I am computing 2^x (aka ex2). For the rest of my CUDA kernel, I am using half2 vectorized instructions, so I would like to use the half2 ex2 instruction. I am using an NVIDIA A10 GPU.
In the ptx manual, it says the ex2.approx.f16x2 can run ex2 on a half2 data type.
Using CUDA
I was thinking maybe the h2exp2() cuda function would call the ex2.approx.f16x2 instruction.

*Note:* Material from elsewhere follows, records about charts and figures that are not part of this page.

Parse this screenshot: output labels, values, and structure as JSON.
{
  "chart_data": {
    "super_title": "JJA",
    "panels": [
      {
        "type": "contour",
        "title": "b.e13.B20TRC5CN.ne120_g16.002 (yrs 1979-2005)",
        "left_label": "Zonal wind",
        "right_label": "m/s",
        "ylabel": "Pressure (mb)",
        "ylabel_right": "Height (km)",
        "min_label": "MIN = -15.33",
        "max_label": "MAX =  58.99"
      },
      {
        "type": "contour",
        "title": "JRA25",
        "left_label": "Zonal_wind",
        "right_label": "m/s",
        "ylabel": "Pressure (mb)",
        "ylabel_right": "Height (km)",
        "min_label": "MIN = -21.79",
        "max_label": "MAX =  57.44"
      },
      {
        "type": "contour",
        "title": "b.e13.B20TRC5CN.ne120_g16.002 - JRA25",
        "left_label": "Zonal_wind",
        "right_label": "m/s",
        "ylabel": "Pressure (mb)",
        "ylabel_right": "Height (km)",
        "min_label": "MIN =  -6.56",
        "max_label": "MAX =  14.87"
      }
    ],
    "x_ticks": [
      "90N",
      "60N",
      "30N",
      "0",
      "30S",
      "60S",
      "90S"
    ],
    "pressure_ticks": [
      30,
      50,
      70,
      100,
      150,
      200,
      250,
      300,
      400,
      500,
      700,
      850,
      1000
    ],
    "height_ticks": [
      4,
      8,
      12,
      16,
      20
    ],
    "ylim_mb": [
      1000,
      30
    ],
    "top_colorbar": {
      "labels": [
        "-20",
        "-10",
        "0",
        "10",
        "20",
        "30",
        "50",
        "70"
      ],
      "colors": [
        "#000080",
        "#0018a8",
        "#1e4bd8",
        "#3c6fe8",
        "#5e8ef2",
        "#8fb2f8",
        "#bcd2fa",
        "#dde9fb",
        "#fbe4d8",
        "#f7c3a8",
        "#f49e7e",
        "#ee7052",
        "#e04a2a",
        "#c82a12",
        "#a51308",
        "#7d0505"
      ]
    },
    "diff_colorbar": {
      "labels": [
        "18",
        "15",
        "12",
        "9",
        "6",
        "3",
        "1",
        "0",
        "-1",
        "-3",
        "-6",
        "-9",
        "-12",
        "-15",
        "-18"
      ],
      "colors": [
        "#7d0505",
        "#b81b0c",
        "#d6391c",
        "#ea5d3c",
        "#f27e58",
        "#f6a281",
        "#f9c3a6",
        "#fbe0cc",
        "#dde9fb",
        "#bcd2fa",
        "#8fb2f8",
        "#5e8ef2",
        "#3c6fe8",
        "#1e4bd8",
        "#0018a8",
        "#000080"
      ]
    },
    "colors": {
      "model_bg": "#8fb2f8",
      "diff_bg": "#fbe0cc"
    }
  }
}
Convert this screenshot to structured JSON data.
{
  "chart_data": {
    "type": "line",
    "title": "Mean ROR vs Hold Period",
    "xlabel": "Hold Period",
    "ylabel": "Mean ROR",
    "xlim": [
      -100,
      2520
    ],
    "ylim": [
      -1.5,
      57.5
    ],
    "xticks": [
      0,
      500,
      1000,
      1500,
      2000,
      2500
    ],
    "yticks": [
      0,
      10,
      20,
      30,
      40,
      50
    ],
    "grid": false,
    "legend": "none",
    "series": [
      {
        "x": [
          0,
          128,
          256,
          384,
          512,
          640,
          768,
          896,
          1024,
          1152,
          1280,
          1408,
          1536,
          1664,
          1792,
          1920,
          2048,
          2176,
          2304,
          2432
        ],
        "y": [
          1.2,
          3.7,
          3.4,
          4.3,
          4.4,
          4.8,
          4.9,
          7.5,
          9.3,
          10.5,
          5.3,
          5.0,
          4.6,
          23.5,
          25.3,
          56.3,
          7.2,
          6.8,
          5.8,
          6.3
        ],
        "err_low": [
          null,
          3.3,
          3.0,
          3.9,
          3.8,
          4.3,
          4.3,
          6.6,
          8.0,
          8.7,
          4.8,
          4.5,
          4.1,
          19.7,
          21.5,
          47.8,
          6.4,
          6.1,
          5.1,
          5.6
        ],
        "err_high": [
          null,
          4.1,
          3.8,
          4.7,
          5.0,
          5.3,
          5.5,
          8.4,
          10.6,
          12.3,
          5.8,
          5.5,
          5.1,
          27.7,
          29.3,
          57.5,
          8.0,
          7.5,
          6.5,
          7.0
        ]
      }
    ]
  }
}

See the below code example:
#include <cuda_fp16.h>
#include <cooperative_groups.h>
namespace cg = cooperative_groups;
__global__ void myKernel_half2(__half2* x){
auto block = cg::this_thread_block();
int32_t gid = block.group_index().x;
int32_t tid = block.thread_index().x;
int32_t idx = gid*256 + tid;
half2 input = x[idx];
half2 output;
output = h2exp2(x[idx]);
x[idx] = output;
}
I compile the above with -gencode=arch=compute_86,code=sm_86 and this is the SASS that I see:
MOV R1, c[0x0][0x28]
S2R R2, SR_CTAID.X
MOV R5, 0x4
ULDC.64 UR4, c[0x0][0x118]
S2R R3, SR_TID.X
LEA R2, R2, R3, 0x8
IMAD.WIDE R2, R2, R5, c[0x0][0x160]
LDG.E R0, [R2.64]
HADD2.F32 R4, -RZ, R0.reuse.H0_H0
HADD2.F32 R0, -RZ, R0.H1_H1
MUFU.EX2 R4, R4
MUFU.EX2 R0, R0
FFMA R5, R4, 5.9604644775390625e-08, R4
FFMA R6, R0, 5.9604644775390625e-08, R0
F2FP.PACK_AB R5, R6, R5
STG.E [R2.64], R5
EXIT
Unfortunately, this SASS is not calling ex2.approx.f16x2, and it is doing something more complicated. It converts the numbers to fp32, runs two calls to EX2 in fp32, and converts back to fp16.
Using PTX
I also tried it using inline PTX assembly.
#include <cuda_fp16.h>
#include <cooperative_groups.h>
namespace cg = cooperative_groups;
__global__ void myKernel_half2(__half2* x){
auto block = cg::this_thread_block();
int32_t gid = block.group_index().x;
int32_t tid = block.thread_index().x;
int32_t idx = gid*256 + tid;
half2 input = x[idx];
half2 output;
asm ("ex2.approx.f16x2 %0, %1;" : "=f"(output) : "f"(input));
x[idx] = output;
}
However, this fails with a compile error:
<source>(19): error: an asm operand must have scalar type
asm ("ex2.approx.f16x2 %0, %1;" : "=f"(output) : "f"(input));
^
<source>(19): error: an asm operand must have scalar type
asm ("ex2.approx.f16x2 %0, %1;" : "=f"(output) : "f"(input));
^
2 errors detected in the compilation of "<source>".
Compiler returned: 1
Is there a way that I can get my CUDA kernel to use the ex2.approx.f16x2 instruction?